Recently, Jamie Todd Rubin posted about how he tracks his writing progress with Evernote and a Google spreadsheet. (If you’re interested in using his method, Margaret McGaffey Fisk has an Excel spreadsheet available for download.)
I have a similar spreadsheet that I (used to) use for novel first drafts. But for over a year now, I’ve been tracking my writing in Bento. This is the same program that I use to keep a list of projects and track my submissions, and it’s convenient to have it all in one place.
Bento is a slightly simplified database program–you can’t directly hook things together (so I have to manually tell it to associate a “submission” entry to a “project” entry, but this is very easy to do).
I’ve mostly been tracking time spent, rather than word count, so that I can include planning and revision time as well. I only added a word count column and a “wrote new words today” checkbox a couple months ago, because I’d like to be producing more new stuff.
My column setup is:
Date, Project (the name of a novel, “Short Stories”, or “None” for critting or writing classes), Task (writing, revising, critting, etc), Duration (in minutes), Notes (where I type in what story I worked on, or whatever else I feel like noting), Word count (duh), New words (checked if I created new stuff, unchecked if I didn’t).
For the most part I don’t actually look at the data much. I can do basic searches to figure out how many hours I spent on X project in December, or how many hours Y short story took. The latter is something that’s becoming useful to know for planning purposes, though it doesn’t account for fermenting time.
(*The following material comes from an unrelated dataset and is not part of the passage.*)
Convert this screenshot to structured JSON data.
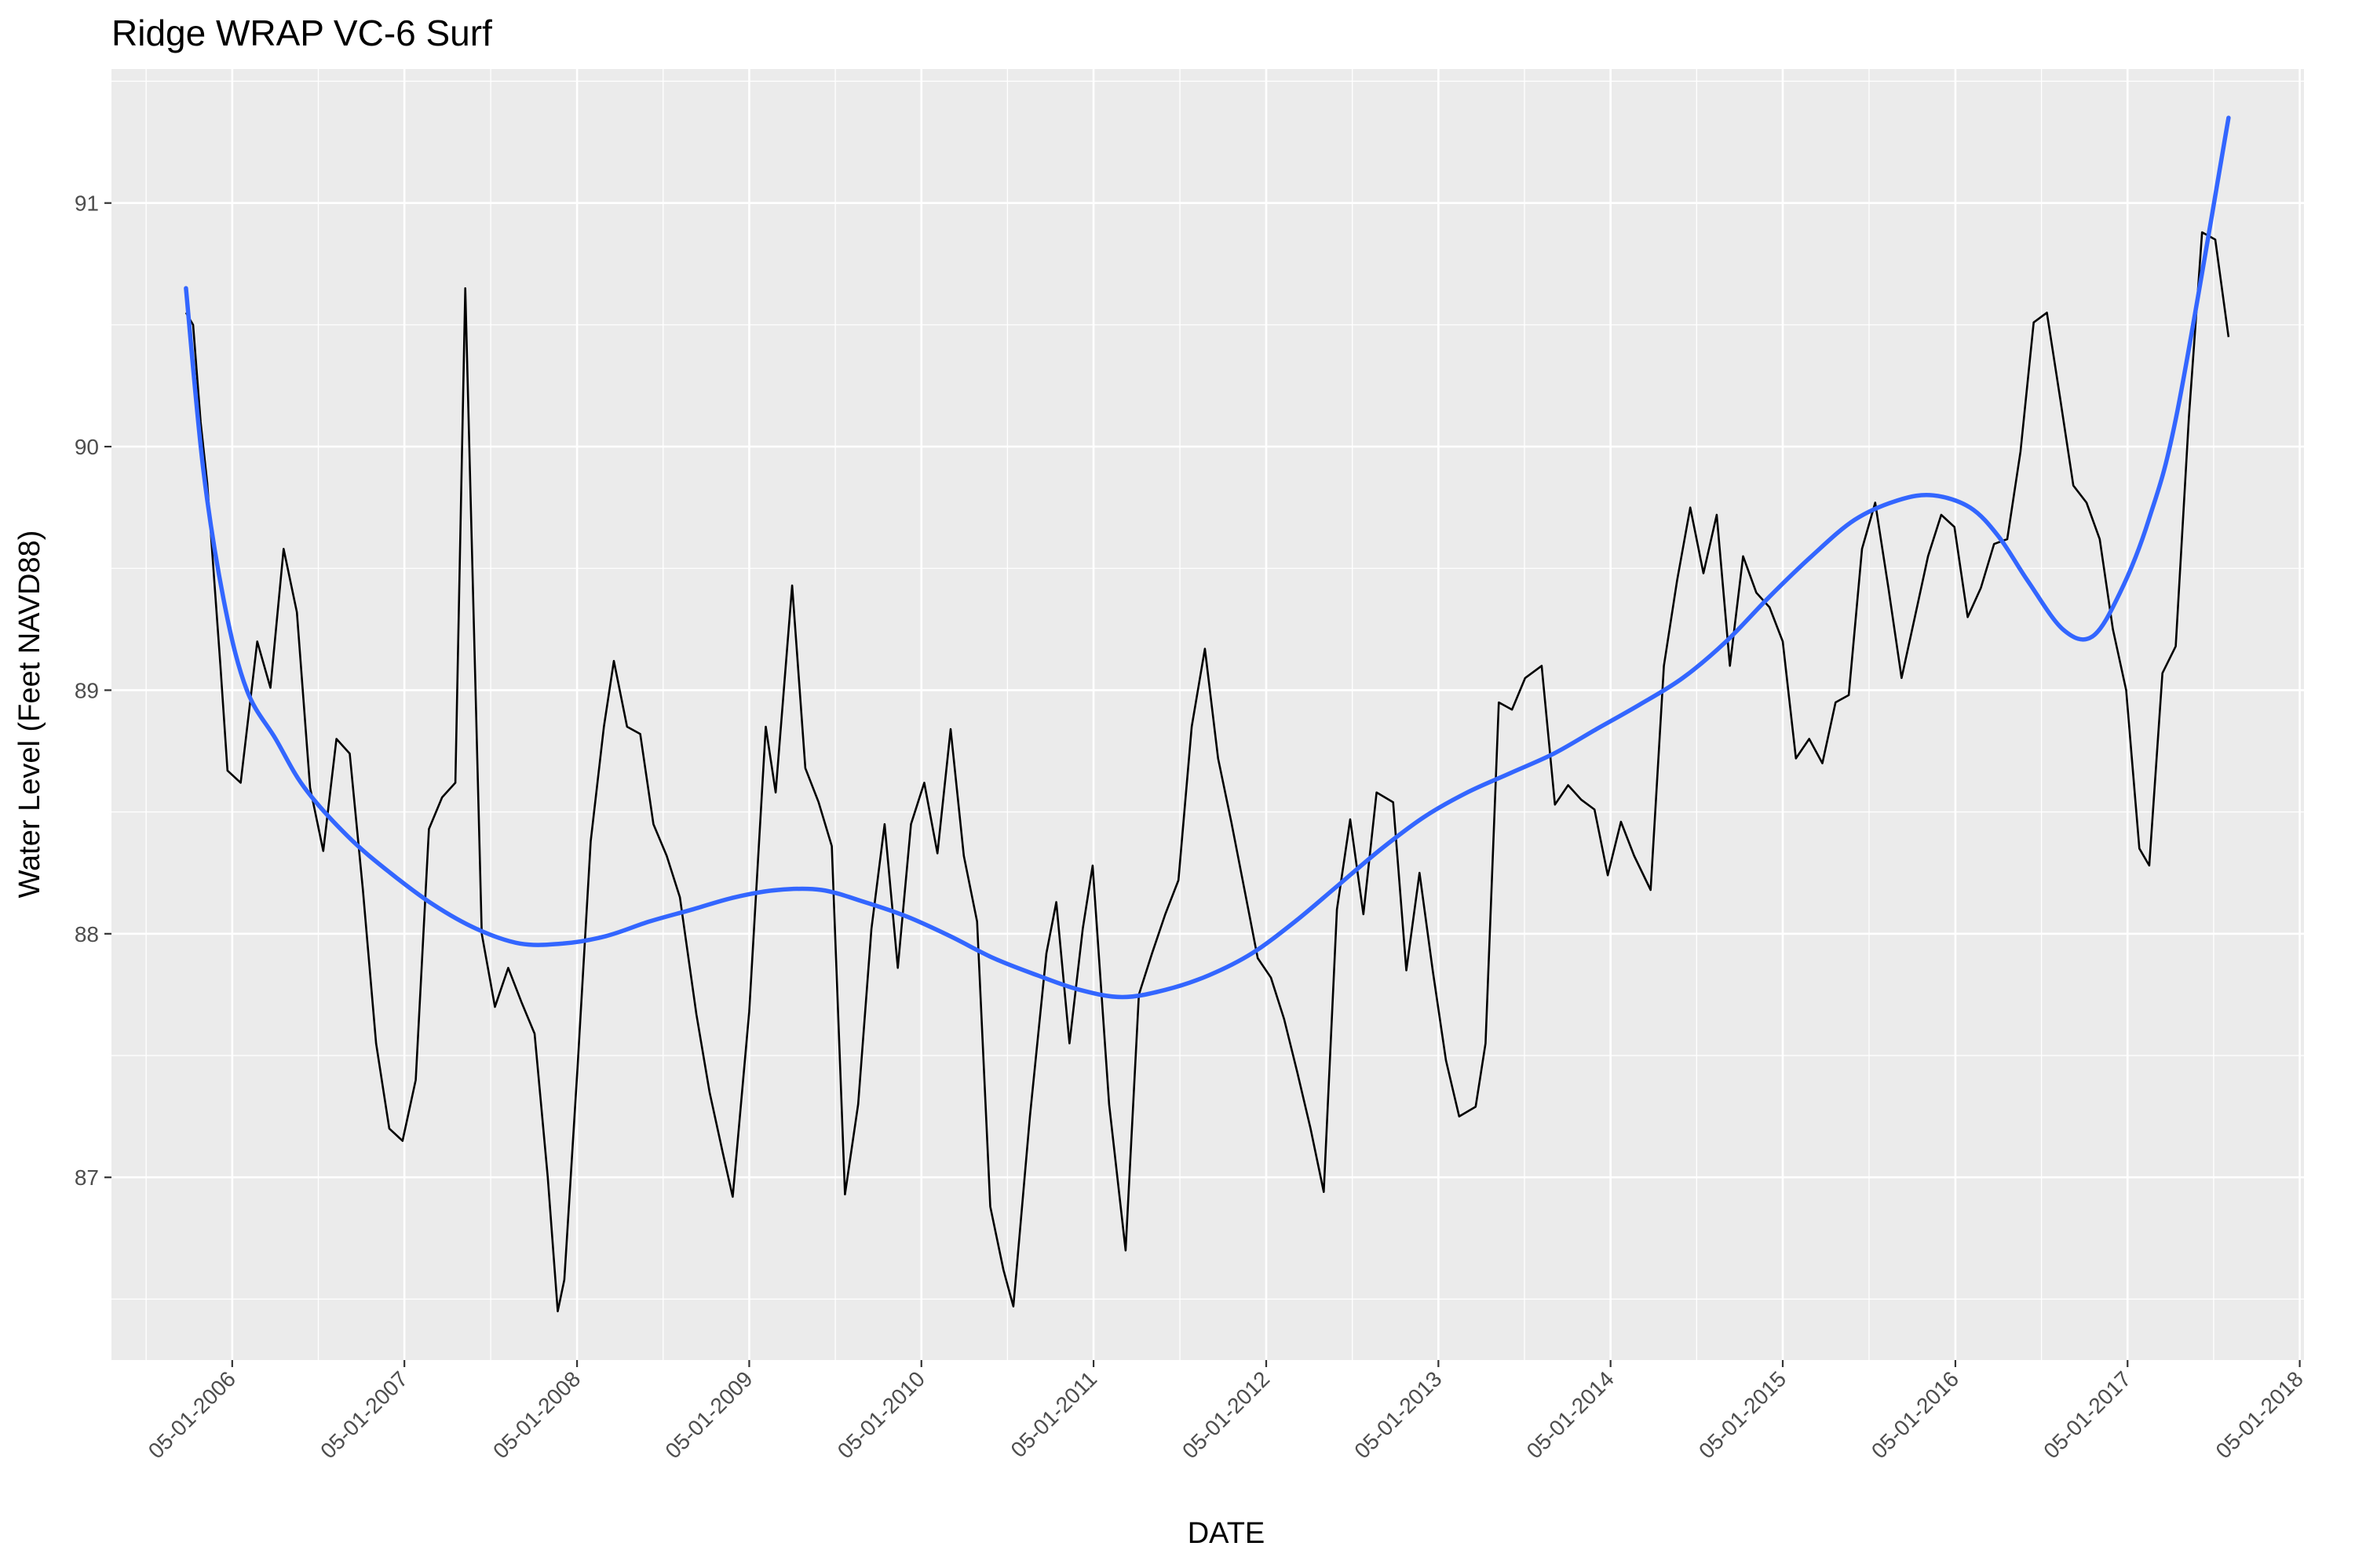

I’m working on a project in Mathematica that will let me do a bunch more analysis and make pretty charts, but it’s been going in fits and starts. To be honest it’s more of a learn-Mathematica project than a improve-writing-productivity project (which I want to do because, and here is the disclaimer, I work for the company that makes it). I’ve nearly duplicated the functionality I’ve been getting from Bento’s search results.
For the next novel first draft, I will probably just type word counts into Bento and use Scrivener’s session targets instead of going back to my Excel spreadsheet. One less thing to mess with.